Informations et Technologies

► TF1 a envoyé des courriers recommandés aux opérateurs télécoms et à Canal+ les avertissant d'une interruption de la fourniture de ses chaînes gratuites s'ils persistent à vouloir les diffuser sans rémunérer le groupe, selon plusieurs sources venant confirmer des informations des Echos. Plusieurs interlocuteurs de TF1 sur ce dossier ont indiqué à l'AFP avoir reçu des courriers menaçant d'une interruption de la fourniture des chaînes TF1, TMC, NT1, HD1 et LCI pour leurs offres dites OTT, c'est-à-dire la diffusion de ces chaînes via internet pour qu'elles soient consultables sur les ordinateurs, tablettes et via l'application MyCanal. "Il y a une menace sur le signal de TF1 en linéaire", a indiqué l'une des sources alors que le groupe de télévision n'a pas répondu aux sollicitations de l'AFP.

► Apple développe depuis plusieurs années, et dans le plus grand secret, une technique destinée à considérablement faciliter le suivi du diabète via des capteurs, a rapporté la chaîne américaine CNBC.

► En marge des résultats d’Indosys de l'exercice 2017/2018, le groupe a annoncé que la croissance de son activité se situera dans la fourchette 6,5 à 8,5% pour le nouvel exercice, alors que le consensus de place se situait entre 7,2 et 9,4%. La réaction initiale de la bourse indienne était négative. Pour faire passer la pilule, Infosys a annoncé un renforcement de son programme de rachat d'actions. Attention à des valeurs comme Atos ou Capgemini

Consommation

► L'analyste de Susquehana Pablo Zuanic a relevé sa recommandation sur PepsiCo de "neutre" à "positif", estimant que le producteur de boissons gazeuses et le groupe de confiserie Mondelez apparaissaient comme "les deux options de rachat les plus probables" pour le géant agroalimentaire Kraft Heinz après l'échec de son rapprochement avec Unilever. "Nous pensons qu'une transaction avec PepsiCo aurait plus d'avantages au plan stratégique" pour Kraft Heinz dans le cadre d'une offre conjointe avec Anheuser-Busch InBev, selon l'analyste qui relève son objectif de cours sur PepsiCo de 118 à 132 dollars

► L'Autorité des marchés financiers (AMF) a fait savoir qu'elle accordait à la holding Delfin, actionnaire de référence de Luxottica, la dérogation qui la dispense de lancer une OPA sur Essilor dans le cadre du rapprochement entre les deux entreprises. La fusion annoncée en janvier entre le français Essilor, numéro un mondial de l'optique ophtalmologique, et l'italien Luxottica, premier fabricant mondial de montures de lunettes, prendra la forme d'une absorption de Luxottica par Essilor.
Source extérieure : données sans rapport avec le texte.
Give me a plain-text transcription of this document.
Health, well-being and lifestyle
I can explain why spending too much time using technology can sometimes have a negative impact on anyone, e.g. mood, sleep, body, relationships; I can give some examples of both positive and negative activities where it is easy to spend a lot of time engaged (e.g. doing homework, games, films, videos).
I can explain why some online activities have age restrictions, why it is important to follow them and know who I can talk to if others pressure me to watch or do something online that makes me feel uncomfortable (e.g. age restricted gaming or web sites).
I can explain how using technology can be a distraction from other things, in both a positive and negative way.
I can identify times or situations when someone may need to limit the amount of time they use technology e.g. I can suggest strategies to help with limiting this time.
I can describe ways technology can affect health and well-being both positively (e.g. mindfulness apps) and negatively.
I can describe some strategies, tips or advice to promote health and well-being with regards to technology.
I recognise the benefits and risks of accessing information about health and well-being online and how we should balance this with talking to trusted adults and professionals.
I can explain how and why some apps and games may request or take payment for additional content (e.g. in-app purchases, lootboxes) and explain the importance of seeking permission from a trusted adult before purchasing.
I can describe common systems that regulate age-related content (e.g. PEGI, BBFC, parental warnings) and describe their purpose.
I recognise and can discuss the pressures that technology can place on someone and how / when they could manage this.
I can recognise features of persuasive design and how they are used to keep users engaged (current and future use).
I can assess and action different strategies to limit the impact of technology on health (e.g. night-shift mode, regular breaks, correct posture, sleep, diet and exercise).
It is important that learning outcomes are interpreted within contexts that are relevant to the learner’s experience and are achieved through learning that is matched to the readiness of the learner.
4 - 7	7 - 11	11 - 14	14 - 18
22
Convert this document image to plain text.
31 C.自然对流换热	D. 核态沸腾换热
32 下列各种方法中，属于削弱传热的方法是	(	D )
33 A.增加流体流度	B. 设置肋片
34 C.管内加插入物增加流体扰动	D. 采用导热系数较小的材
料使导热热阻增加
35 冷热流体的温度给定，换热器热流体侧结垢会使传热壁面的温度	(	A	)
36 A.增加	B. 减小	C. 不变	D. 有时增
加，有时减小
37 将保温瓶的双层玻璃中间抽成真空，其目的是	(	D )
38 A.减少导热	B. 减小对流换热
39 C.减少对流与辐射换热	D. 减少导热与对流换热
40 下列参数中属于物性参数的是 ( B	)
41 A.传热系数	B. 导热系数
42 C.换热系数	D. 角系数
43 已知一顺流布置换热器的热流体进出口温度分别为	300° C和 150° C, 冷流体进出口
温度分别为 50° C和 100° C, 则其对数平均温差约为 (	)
Techniquement, la holding familiale Delfin apportera sa participation de 62% à Essilor contre des actions nouvelles émises par le groupe français.

► Carrefour a annoncé une hausse de 6,2% de son chiffre d'affaires au premier trimestre, grâce à la progression du prix de l'essence et à des effets de change favorables. Sa croissance organique a atteint 1,9% hors effets de change et effets calendaires sur la période. Sur les trois premiers mois de 2017, le chiffre d'affaires du groupe s'est établi à 21,3 milliards d'euros. L'activité en France a accusé un un repli organique, hors changes et effets calendaires, de 0,6% à 9,41 milliards d'euros, tandis que le chiffre d'affaires à l'international a crû de 3,9% sur cette base, à 11,89 milliards d'euros. Le consensus des analystes établi par la société anticipait un chiffre d'affaires total de 21,2 milliards d'euros, dont 9,4 milliards en France et 11,6 milliards à l'international. Carrefour a par ailleurs confirmé la perspective d'une croissance de 3% à 5% de son chiffre d'affaires à changes constants cette année.

Pharmaceutique

► La filiale colombienne de Novartis est pointée du doigt pour avoir "menacé" le ministère colombien du Commerce et de l'Industrie de recourir à un tribunal d'arbitrage international pour éviter l'émission d'une licence obligatoire sur le Glivec (imatinib), son anticancéreux phare.Selon l'organisation non-gouvernementale Public Eye (ex-Déclaration de Berne), cette menace aurait amené les autorités colombiennes à se contenter d'une réduction de prix, elle-même contestée devant la justice colombienne.

► Cellectis a annoncé:la possibilité d'une introduction en bourse d'une part minoritaire de sa filiale agroalimentaire Calyxt.